Later this month, the unmistakable, ubiquitous music and sound effects of slot machines will return to the Las Vegas Club and the Mermaids casino, but for only 16 hours.
The buildings that the two properties are housed in were purchased by Greg and Derek Stevens in 2015 and 2016. The brothers own the D Las Vegas and Golden Gate Casino, both of which are located in Downtown Las Vegas.
In order to keep the grandfathered gaming license for the two buildings intact, casino play must occur at each site for a minimum of eight hours every two years. Approval of a plan to make that happen, effectively preserving the gaming license, was recommended by the state Gaming Control Board on Wednesday, according to the Las Vegas Review-Journal.
The plan will reportedly be reviewed by the Las Vegas City Council on June 21 with the Nevada Gaming Commission scheduled to sign off on it the following day.

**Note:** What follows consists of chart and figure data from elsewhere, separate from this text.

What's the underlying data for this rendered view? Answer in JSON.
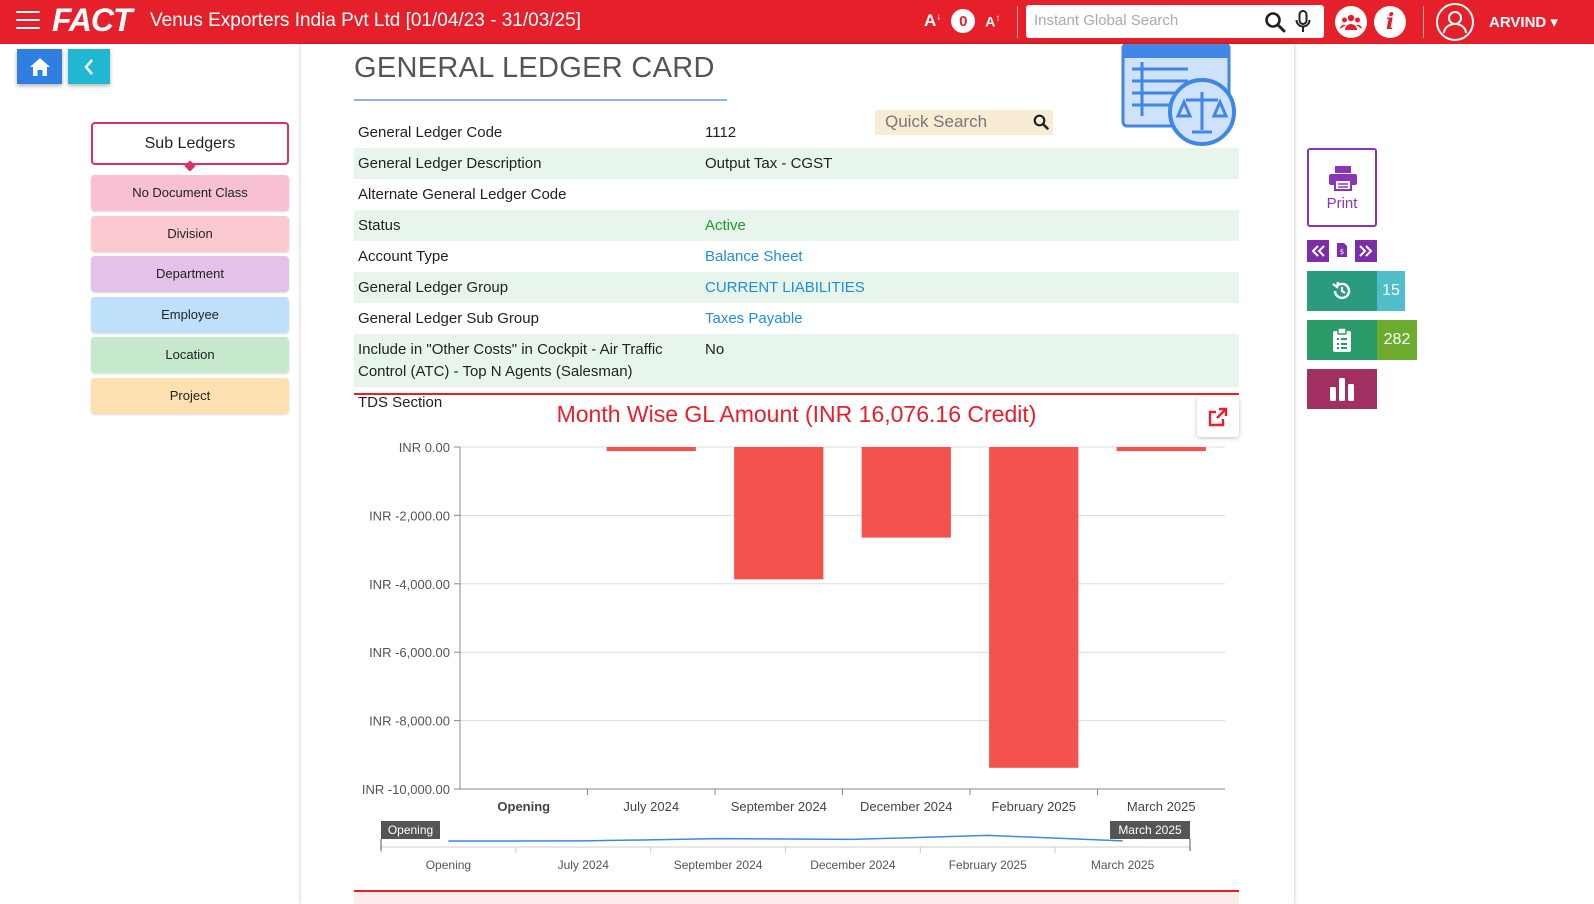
{
  "header": {
    "logo": "FACT",
    "company": "Venus Exporters India Pvt Ltd [01/04/23 - 31/03/25]",
    "font_decrease": "A",
    "font_level": "0",
    "font_increase": "A",
    "search_placeholder": "Instant Global Search",
    "username": "ARVIND"
  },
  "sidebar": {
    "title": "Sub Ledgers",
    "items": [
      {
        "label": "No Document Class",
        "color": "#f7c0d4"
      },
      {
        "label": "Division",
        "color": "#fbc9d0"
      },
      {
        "label": "Department",
        "color": "#e2c2e8"
      },
      {
        "label": "Employee",
        "color": "#bfe0fb"
      },
      {
        "label": "Location",
        "color": "#c6e8cc"
      },
      {
        "label": "Project",
        "color": "#fde0b0"
      }
    ]
  },
  "main": {
    "title": "GENERAL LEDGER CARD",
    "quick_search_placeholder": "Quick Search",
    "rows": [
      {
        "label": "General Ledger Code",
        "value": "1112",
        "style": ""
      },
      {
        "label": "General Ledger Description",
        "value": "Output Tax - CGST",
        "style": ""
      },
      {
        "label": "Alternate General Ledger Code",
        "value": "",
        "style": ""
      },
      {
        "label": "Status",
        "value": "Active",
        "style": "green"
      },
      {
        "label": "Account Type",
        "value": "Balance Sheet",
        "style": "blue"
      },
      {
        "label": "General Ledger Group",
        "value": "CURRENT LIABILITIES",
        "style": "blue"
      },
      {
        "label": "General Ledger Sub Group",
        "value": "Taxes Payable",
        "style": "blue"
      },
      {
        "label": "Include in \"Other Costs\" in Cockpit - Air Traffic Control (ATC) - Top N Agents (Salesman)",
        "value": "No",
        "style": ""
      },
      {
        "label": "TDS Section",
        "value": "",
        "style": ""
      }
    ]
  },
  "chart_data": {
    "type": "bar",
    "title": "Month Wise GL Amount (INR 16,076.16 Credit)",
    "categories": [
      "Opening",
      "July 2024",
      "September 2024",
      "December 2024",
      "February 2025",
      "March 2025"
    ],
    "values": [
      0,
      -120,
      -3870,
      -2650,
      -9380,
      -120
    ],
    "ylim": [
      -10000,
      0
    ],
    "yticks": [
      0,
      -2000,
      -4000,
      -6000,
      -8000,
      -10000
    ],
    "ytick_labels": [
      "INR 0.00",
      "INR -2,000.00",
      "INR -4,000.00",
      "INR -6,000.00",
      "INR -8,000.00",
      "INR -10,000.00"
    ],
    "bar_color": "#f4524d",
    "navigator": {
      "labels": [
        "Opening",
        "July 2024",
        "September 2024",
        "December 2024",
        "February 2025",
        "March 2025"
      ],
      "range_start": "Opening",
      "range_end": "March 2025"
    }
  },
  "right_panel": {
    "print_label": "Print",
    "history_count": "15",
    "docs_count": "282"
  }
}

On June 27, slot route operator United Coin Machine will reportedly set up 16 slot machines for eight hours at the Las Vegas Club, which the Stevens brothers acquired for an undisclosed amount in August 2015. United Coin Machine, owned by Montana-based Century Gaming Technologies, will then relocate the slot operation to Mermaids on June 28 for eight hours.

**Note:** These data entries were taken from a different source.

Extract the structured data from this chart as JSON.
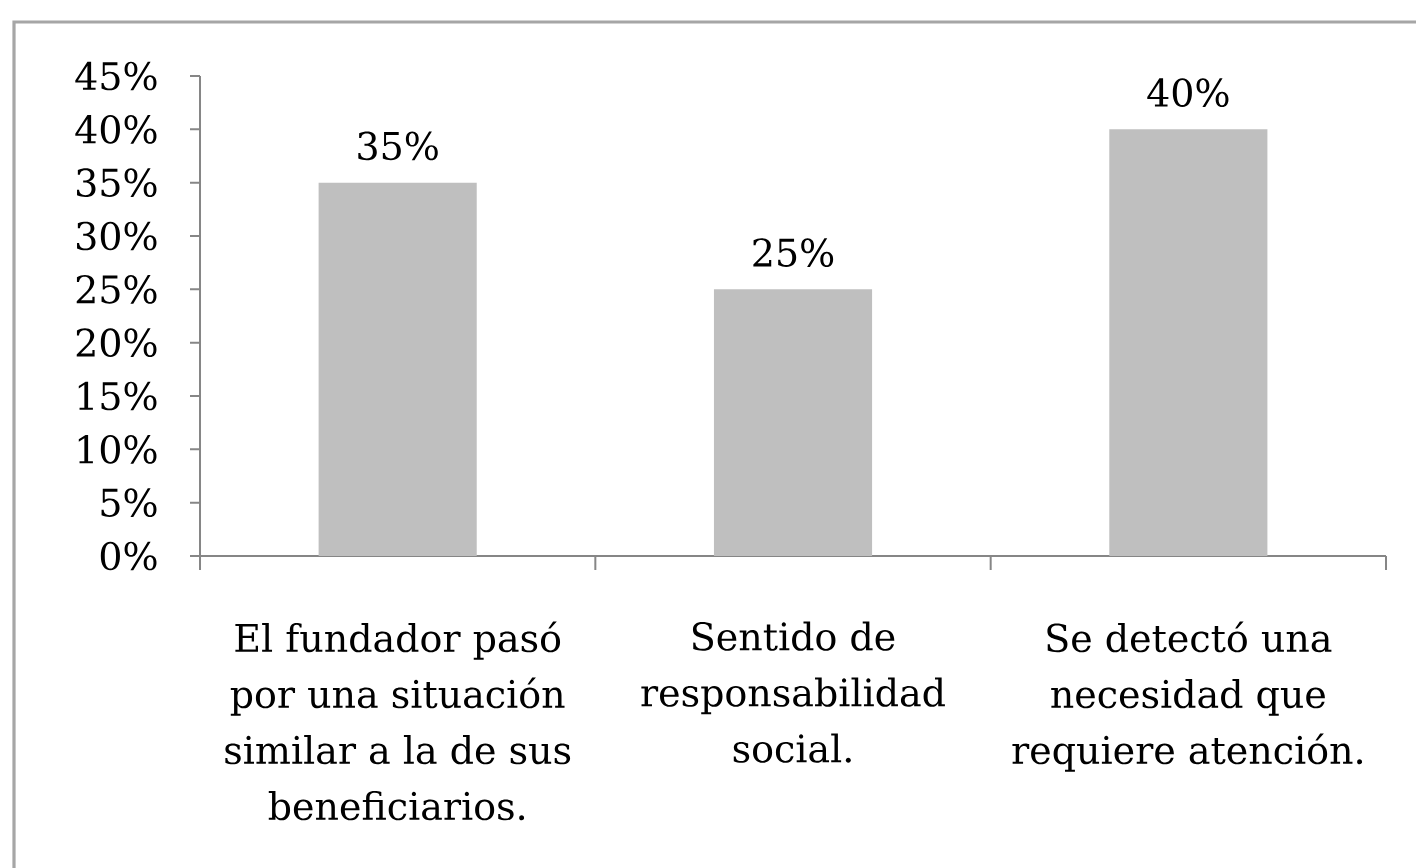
{
  "chart_data": {
    "type": "bar",
    "categories": [
      "El fundador pasó por una situación similar a la de sus beneficiarios.",
      "Sentido de responsabilidad social.",
      "Se detectó una necesidad que requiere atención."
    ],
    "values": [
      35,
      25,
      40
    ],
    "value_labels": [
      "35%",
      "25%",
      "40%"
    ],
    "color": "#bfbfbf",
    "ylim": [
      0,
      45
    ],
    "yticks": [
      {
        "value": 0,
        "label": "0%"
      },
      {
        "value": 5,
        "label": "5%"
      },
      {
        "value": 10,
        "label": "10%"
      },
      {
        "value": 15,
        "label": "15%"
      },
      {
        "value": 20,
        "label": "20%"
      },
      {
        "value": 25,
        "label": "25%"
      },
      {
        "value": 30,
        "label": "30%"
      },
      {
        "value": 35,
        "label": "35%"
      },
      {
        "value": 40,
        "label": "40%"
      },
      {
        "value": 45,
        "label": "45%"
      }
    ]
  }
}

The stand-alone Mermaids casino closed last year on June 27, along with the Topless Girls of Glitter Gulch gentleman’s club on Freemont Street, and La Bayou, the last fully coin operated slot casino in Las Vegas.
At the time, Derek Stevens said that when he and his brother purchased the Las Vegas Club in August (2015), they knew then that they “wanted to look at a larger footprint,” according to the news agency. Stevens said, “Now that we’ve done this transaction, it completely changes the scope of what the project could become. I’m going to need a little time with my team to start thinking through what this project will look like.”
The Las Vegas Review-Journal reports that no further details have been disclosed by Stevens regarding the Fremont Street properties.